Revision as of 22:50, 16 July 2014

Problem 20

A base-10 three digit number $n$ is selected at random. Which of the following is closest to the probability that the base-9 representation and the base-11 representation of $n$ are both three-digit numerals?

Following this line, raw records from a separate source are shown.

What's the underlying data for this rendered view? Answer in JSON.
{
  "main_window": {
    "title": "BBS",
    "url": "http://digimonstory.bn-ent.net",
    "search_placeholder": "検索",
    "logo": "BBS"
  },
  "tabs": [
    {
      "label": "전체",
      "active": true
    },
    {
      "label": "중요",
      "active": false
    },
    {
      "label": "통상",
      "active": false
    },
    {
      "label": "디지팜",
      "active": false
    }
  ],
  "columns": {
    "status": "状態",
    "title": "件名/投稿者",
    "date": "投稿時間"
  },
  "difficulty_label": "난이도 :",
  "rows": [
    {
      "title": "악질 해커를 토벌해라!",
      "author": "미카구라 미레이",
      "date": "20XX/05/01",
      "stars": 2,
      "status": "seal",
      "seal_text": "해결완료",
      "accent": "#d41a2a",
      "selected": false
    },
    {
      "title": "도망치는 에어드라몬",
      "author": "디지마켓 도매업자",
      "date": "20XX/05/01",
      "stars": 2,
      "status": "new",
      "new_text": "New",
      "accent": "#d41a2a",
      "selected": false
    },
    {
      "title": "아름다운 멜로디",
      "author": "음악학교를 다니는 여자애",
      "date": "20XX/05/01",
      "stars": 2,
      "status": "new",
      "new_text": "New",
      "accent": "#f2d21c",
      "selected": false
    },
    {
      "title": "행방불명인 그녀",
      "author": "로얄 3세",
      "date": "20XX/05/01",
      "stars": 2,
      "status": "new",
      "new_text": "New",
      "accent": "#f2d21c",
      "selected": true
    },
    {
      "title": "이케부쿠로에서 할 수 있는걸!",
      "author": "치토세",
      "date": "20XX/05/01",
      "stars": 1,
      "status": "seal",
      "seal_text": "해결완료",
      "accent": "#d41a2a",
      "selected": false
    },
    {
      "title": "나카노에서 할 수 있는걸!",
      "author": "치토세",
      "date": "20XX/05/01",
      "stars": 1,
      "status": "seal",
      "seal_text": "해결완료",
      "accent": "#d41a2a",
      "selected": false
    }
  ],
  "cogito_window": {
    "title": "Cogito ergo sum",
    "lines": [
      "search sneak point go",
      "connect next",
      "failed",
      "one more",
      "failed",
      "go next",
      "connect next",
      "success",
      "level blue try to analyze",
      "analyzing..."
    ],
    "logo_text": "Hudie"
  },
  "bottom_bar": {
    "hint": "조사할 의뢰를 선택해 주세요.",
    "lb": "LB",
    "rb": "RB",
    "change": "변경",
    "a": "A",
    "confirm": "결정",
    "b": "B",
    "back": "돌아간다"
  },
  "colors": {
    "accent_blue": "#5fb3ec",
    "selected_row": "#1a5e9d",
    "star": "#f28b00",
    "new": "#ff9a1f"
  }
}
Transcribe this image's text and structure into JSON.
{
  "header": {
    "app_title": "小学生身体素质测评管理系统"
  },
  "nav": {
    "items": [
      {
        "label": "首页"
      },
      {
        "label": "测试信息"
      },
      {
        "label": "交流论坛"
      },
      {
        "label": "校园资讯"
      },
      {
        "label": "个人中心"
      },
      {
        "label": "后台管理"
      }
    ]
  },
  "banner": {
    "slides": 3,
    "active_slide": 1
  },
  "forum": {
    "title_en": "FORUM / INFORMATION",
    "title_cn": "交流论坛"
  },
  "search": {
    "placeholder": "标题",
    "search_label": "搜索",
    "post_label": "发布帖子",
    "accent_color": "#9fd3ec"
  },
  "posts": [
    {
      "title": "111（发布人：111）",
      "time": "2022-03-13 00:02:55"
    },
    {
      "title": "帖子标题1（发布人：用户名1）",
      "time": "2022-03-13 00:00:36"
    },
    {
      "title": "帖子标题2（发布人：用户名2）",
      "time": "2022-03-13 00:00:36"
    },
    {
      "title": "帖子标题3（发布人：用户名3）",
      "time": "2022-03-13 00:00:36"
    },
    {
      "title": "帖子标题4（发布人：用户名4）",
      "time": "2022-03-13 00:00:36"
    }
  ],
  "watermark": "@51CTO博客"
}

$\mathrm{(A) \ } 0.3\qquad \mathrm{(B) \ } 0.4\qquad \mathrm{(C) \ } 0.5\qquad \mathrm{(D) \ } 0.6\qquad \mathrm{(E) \ } 0.7$

Solution

To be a three digit number in base-10:

$10^{2} \leq n \leq 10^{3}-1$

$100 \leq n \leq 999$

Thus there are $900$ three-digit numbers in base-10

To be a three-digit number in base-9:

$9^{2} \leq n \leq 9^{3}-1$

$81 \leq n \leq 728$

To be a three-digit number in base-11:

$11^{2} \leq n \leq 11^{3}-1$

$121 \leq n \leq 1330$

So, $121 \leq n \leq 728$

Thus, there are $608$ base-10 three-digit numbers that are three digit numbers in base-9 and base-11.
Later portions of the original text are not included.